A related fix in this release: if a remote-managed settings payload contains an invalid entry, Claude Code now applies all the remaining valid policies and surfaces the validation error, rather than silently discarding the whole payload. That’s worth checking if you’ve ever suspected your managed settings weren’t fully taking effect.

New OTEL claude_code.at_mention event

Claude Code’s OpenTelemetry instrumentation gets two improvements here. First, numeric attributes on api_request and api_error events are now emitted as actual numbers rather than strings. If you’re piping OTEL data into a metrics backend and doing numeric aggregation on those fields, that change will clean up some edge cases.

Second, a new claude_code.at_mention event has been added to track @-mention resolution. When a user @-mentions a file, a tool, or another resource, that event is now captured as a distinct telemetry point.

For teams building observability pipelines around Claude Code, this gives you a cleaner signal for auditing what’s being referenced in sessions, understanding context-window costs, and monitoring resolution latency. It fits into a broader push in recent Claude Code releases: earlier in the June cycle, OTEL_RESOURCE_ATTRIBUTES values became available as labels on metric datapoints, letting you slice usage by dimensions like team or repo.

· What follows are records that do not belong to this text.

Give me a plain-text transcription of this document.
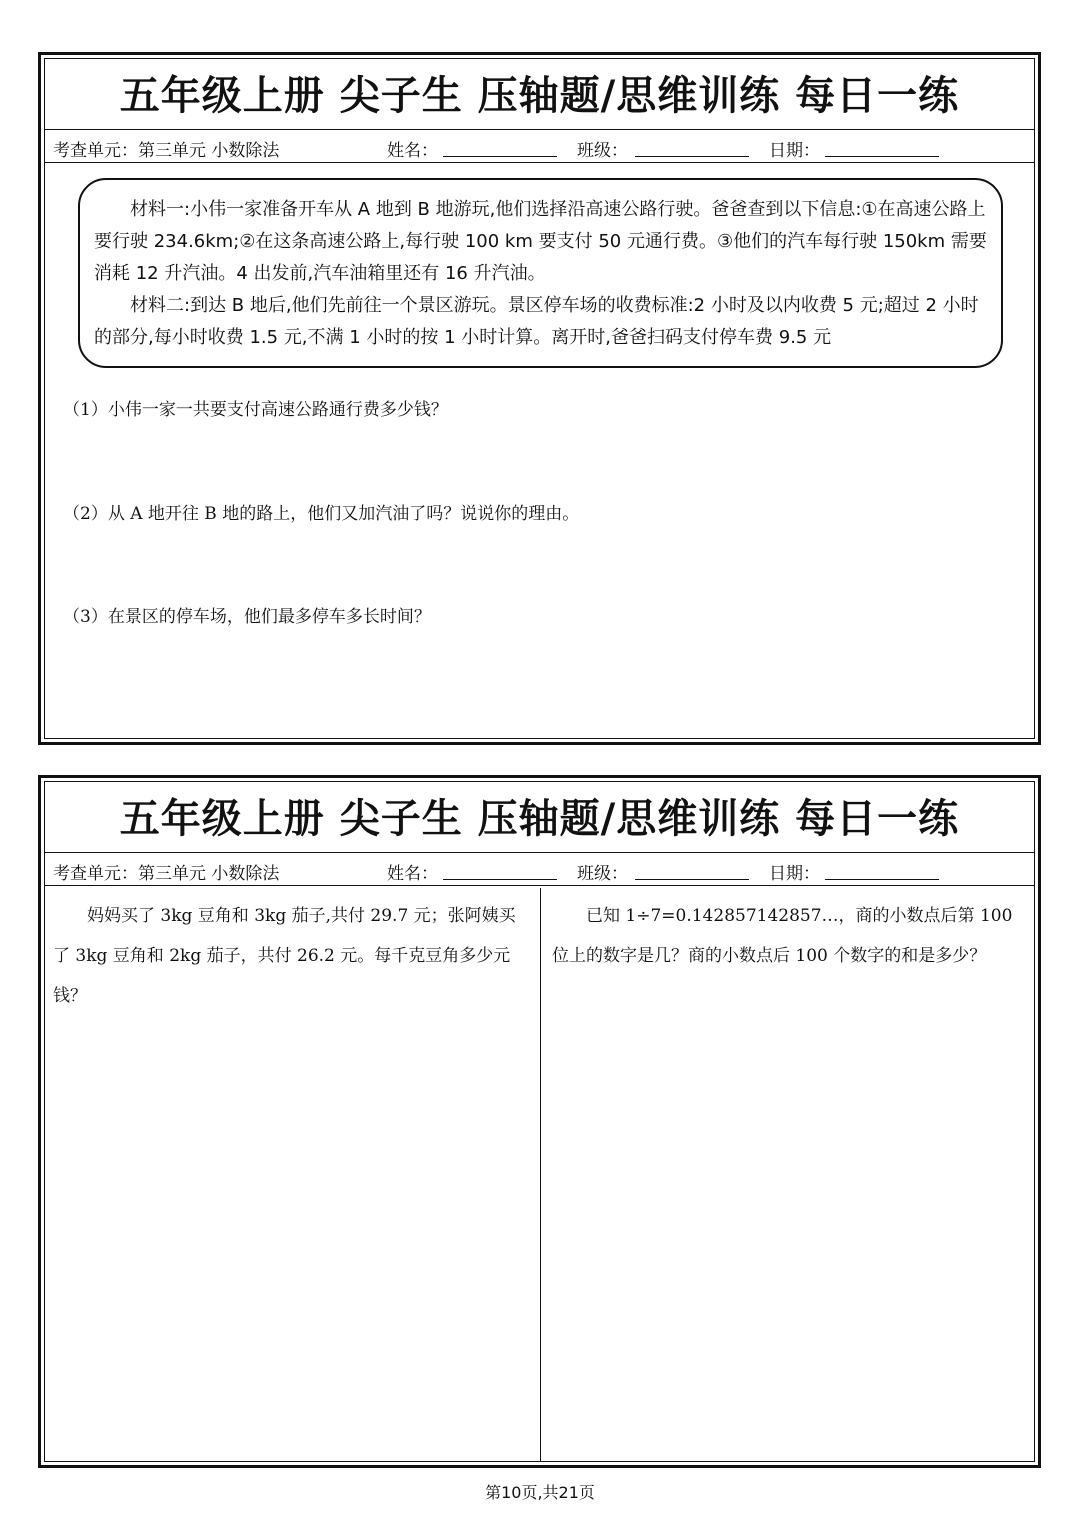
五年级上册 尖子生 压轴题/思维训练 每日一练
考查单元：第三单元 小数除法	姓名：	班级：	日期：

材料一:小伟一家准备开车从 A 地到 B 地游玩,他们选择沿高速公路行驶。爸爸查到以下信息:①在高速公路上要行驶 234.6km;②在这条高速公路上,每行驶 100 km 要支付 50 元通行费。③他们的汽车每行驶 150km 需要消耗 12 升汽油。4 出发前,汽车油箱里还有 16 升汽油。

材料二:到达 B 地后,他们先前往一个景区游玩。景区停车场的收费标准:2 小时及以内收费 5 元;超过 2 小时的部分,每小时收费 1.5 元,不满 1 小时的按 1 小时计算。离开时,爸爸扫码支付停车费 9.5 元

（1）小伟一家一共要支付高速公路通行费多少钱？
（2）从 A 地开往 B 地的路上，他们又加汽油了吗？说说你的理由。
（3）在景区的停车场，他们最多停车多长时间？
五年级上册 尖子生 压轴题/思维训练 每日一练
考查单元：第三单元 小数除法	姓名：	班级：	日期：

妈妈买了 3kg 豆角和 3kg 茄子,共付 29.7 元；张阿姨买了 3kg 豆角和 2kg 茄子，共付 26.2 元。每千克豆角多少元钱？

已知 1÷7=0.142857142857…，商的小数点后第 100 位上的数字是几？商的小数点后 100 个数字的和是多少？

第10页,共21页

A few other things in this release worth noting

Beyond the five headliners, v2.1.169 also includes some quality-of-life improvements:

  • CPU usage is reduced during response streaming and spinner animations
  • JetBrains IDE terminals (IntelliJ, PyCharm, WebStorm on 2026.1+) had a flickering issue that’s now resolved via synchronized output
  • Shift+non-ASCII characters being dropped in Kitty keyboard protocol terminals (WezTerm, Ghostty, kitty) is fixed
  • A default 5-minute idle timeout has been restored on Vertex and Foundry, so a stalled stream aborts rather than hanging indefinitely. You can set API_FORCE_IDLE_TIMEOUT=0 to opt out
  • Background agents dispatched onto pre-warmed workers now correctly pick up project-level settings env values like ANTHROPIC_MODEL

Claude Code has been shipping at a fast cadence through early June 2026, with v2.1.165 through v2.1.169 all landing within four days. Most of these releases are incremental, but the background agent continuity fix and the managed settings race condition are genuinely worth updating for if you’re using either feature in anything close to production.

You can update via npm install -g @anthropic-ai/claude-code and check the full release notes on the Claude Code GitHub releases page.